CVE-2026-47287 Overview
CVE-2026-47287 is a relative path traversal vulnerability [CWE-23] in Microsoft Visual Studio Code. An unauthorized attacker can leverage the flaw over a network to tamper with files outside the intended directory. Exploitation requires user interaction, such as opening a crafted file or workspace. The vulnerability affects integrity but does not directly impact confidentiality or availability.
Microsoft published the advisory on June 9, 2026. The issue carries a CVSS 3.1 base score of 6.5. No public proof-of-concept code or in-the-wild exploitation has been reported at the time of publication.
Critical Impact
Successful exploitation enables an attacker to write or modify files outside the intended path, compromising the integrity of files on a developer's workstation.
Affected Products
- Microsoft Visual Studio Code (see the Microsoft Security Update CVE-2026-47287 advisory for affected build numbers)
Discovery Timeline
- 2026-06-09 - CVE CVE-2026-47287 published to NVD
- 2026-06-09 - Last updated in NVD database
Technical Details for CVE-2026-47287
Vulnerability Analysis
The vulnerability is a relative path traversal flaw classified under [CWE-23]. Visual Studio Code does not properly canonicalize or restrict file paths supplied through a network-reachable input. An attacker can craft input containing ..\ or ../ sequences that escape the intended working directory.
Because the attack vector is network-based and requires user interaction, exploitation typically involves a malicious file, workspace, repository, or extension content that the victim opens in Visual Studio Code. Once processed, the path handling logic resolves the traversal sequences against a trusted root and operates on files outside that root.
The CVSS vector indicates the impact is limited to integrity. The attacker cannot read sensitive data or directly crash the editor, but can overwrite, create, or modify files reachable by the Visual Studio Code process. On a developer workstation, that scope often includes source code, build scripts, configuration files, and extension storage.
Root Cause
The root cause is insufficient validation of user-controllable path segments before they are joined with a base directory. Visual Studio Code accepts relative paths and does not reject or normalize traversal sequences before file system operations.
Attack Vector
An attacker delivers a crafted project, archive, or document. When the victim opens the resource in Visual Studio Code, the editor processes embedded path references and writes content to attacker-chosen locations. Tampered build scripts or shell initialization files can lead to follow-on code execution under the developer's identity.

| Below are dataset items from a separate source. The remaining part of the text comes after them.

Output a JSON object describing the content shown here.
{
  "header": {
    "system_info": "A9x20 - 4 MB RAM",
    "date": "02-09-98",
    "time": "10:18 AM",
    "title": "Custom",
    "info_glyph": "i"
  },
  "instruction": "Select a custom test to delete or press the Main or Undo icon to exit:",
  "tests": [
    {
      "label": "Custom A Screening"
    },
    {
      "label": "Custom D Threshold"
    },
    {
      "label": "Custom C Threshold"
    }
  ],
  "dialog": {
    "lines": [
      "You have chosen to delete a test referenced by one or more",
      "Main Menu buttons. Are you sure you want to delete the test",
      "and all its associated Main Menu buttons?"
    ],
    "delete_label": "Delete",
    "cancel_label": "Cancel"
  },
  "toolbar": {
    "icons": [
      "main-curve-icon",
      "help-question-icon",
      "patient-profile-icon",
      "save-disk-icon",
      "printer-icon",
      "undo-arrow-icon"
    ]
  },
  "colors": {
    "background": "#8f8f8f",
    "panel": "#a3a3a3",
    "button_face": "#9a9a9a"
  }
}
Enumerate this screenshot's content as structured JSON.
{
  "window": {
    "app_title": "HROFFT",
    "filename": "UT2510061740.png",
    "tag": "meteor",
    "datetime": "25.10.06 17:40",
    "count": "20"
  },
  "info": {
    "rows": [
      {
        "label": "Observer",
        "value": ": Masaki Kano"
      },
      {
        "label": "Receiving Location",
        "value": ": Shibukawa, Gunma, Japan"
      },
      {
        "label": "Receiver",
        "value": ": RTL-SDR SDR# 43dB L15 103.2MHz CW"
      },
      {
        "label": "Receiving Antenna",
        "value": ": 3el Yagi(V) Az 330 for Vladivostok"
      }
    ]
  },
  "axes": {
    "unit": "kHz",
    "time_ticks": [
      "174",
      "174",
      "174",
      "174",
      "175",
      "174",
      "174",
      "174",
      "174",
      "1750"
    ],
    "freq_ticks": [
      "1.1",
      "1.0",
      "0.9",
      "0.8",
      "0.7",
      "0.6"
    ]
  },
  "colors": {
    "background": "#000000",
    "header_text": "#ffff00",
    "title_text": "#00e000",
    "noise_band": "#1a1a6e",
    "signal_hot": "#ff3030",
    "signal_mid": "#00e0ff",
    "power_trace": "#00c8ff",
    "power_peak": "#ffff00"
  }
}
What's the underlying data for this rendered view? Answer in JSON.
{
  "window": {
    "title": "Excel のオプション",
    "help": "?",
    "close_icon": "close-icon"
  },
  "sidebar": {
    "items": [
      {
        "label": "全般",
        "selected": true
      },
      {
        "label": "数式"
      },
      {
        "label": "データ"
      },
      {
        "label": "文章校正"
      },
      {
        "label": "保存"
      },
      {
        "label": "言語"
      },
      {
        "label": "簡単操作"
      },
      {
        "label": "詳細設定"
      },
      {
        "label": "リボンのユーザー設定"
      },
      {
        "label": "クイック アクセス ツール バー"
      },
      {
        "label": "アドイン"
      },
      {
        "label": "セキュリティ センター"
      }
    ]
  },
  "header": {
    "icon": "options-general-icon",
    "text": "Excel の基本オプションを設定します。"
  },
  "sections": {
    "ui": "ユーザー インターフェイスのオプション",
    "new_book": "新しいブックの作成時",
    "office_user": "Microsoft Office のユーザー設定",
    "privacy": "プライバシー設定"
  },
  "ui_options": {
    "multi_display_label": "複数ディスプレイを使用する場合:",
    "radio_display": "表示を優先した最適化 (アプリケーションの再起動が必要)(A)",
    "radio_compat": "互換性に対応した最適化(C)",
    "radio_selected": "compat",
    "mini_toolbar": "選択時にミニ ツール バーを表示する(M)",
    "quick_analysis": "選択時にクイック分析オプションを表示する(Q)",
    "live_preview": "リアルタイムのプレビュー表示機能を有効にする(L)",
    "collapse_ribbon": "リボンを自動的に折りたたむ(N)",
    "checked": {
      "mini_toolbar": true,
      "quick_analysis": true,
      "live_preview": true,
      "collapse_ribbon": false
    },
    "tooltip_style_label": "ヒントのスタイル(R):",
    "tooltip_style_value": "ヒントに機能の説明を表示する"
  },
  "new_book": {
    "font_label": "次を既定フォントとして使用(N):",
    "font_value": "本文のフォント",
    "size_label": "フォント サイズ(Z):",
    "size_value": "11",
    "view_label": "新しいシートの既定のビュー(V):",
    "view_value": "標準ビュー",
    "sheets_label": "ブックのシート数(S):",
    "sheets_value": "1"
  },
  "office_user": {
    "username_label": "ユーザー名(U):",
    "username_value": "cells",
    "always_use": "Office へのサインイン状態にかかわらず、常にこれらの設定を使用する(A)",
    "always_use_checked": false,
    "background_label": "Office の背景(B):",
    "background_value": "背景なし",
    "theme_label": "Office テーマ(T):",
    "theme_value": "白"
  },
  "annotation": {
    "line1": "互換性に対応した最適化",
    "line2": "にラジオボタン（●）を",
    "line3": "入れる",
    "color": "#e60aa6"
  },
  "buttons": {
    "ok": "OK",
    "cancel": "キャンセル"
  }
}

No verified exploit code is publicly available. Refer to the Microsoft Security Update CVE-2026-47287 advisory for product-specific technical details.
Detection Methods for CVE-2026-47287
Indicators of Compromise
- File writes by Code.exe or code to paths outside the active workspace directory, particularly into user profile, startup, or system locations.
- Modifications to shell profile files such as .bashrc, .zshrc, or Microsoft.PowerShell_profile.ps1 shortly after a workspace is opened.
- Newly created or modified files containing ..\ or ../ segments within archives, .vscode folders, or repository metadata.
Detection Strategies
- Monitor process telemetry for Visual Studio Code child processes spawning unexpected interpreters such as cmd.exe, powershell.exe, or /bin/sh following the opening of a new workspace.
- Alert on file integrity changes to developer configuration and autorun locations when correlated with recent Visual Studio Code activity.
- Inspect Git repositories and downloaded archives for path entries containing traversal sequences before they are opened.
Monitoring Recommendations
- Enable verbose endpoint logging on developer workstations and forward file create, modify, and rename events to a central analytics platform.
- Track Visual Studio Code version inventory across the fleet and flag hosts running builds released before the patch.
- Review extension installation events and clone activity from untrusted Git sources.
How to Mitigate CVE-2026-47287
Immediate Actions Required
- Update Visual Studio Code to the patched version published in the Microsoft Security Update CVE-2026-47287 advisory.
- Instruct developers to avoid opening untrusted workspaces, repositories, or archives until patching is complete.
- Enable Visual Studio Code Workspace Trust and require explicit confirmation before executing tasks or extensions from new sources.
Patch Information
Microsoft has released a security update addressing CVE-2026-47287. The fix is documented in the Microsoft Security Update CVE-2026-47287 advisory. Apply the update through the Visual Studio Code auto-update mechanism or by deploying the latest installer through enterprise software distribution.
Workarounds
- Restrict Visual Studio Code to opening workspaces from approved repositories and file shares only.
- Disable auto-loading of workspace settings and tasks until the patch is applied.
- Use endpoint controls to block writes by the editor process to sensitive paths such as user startup directories and shell profile files.
# Verify the installed Visual Studio Code version
code --version
# Enable Workspace Trust enforcement via settings.json
# {
# "security.workspace.trust.enabled": true,
# "security.workspace.trust.startupPrompt": "always",
# "security.workspace.trust.untrustedFiles": "prompt"
# }
Disclaimer: This content was generated using AI. While we strive for accuracy, please verify critical information with official sources.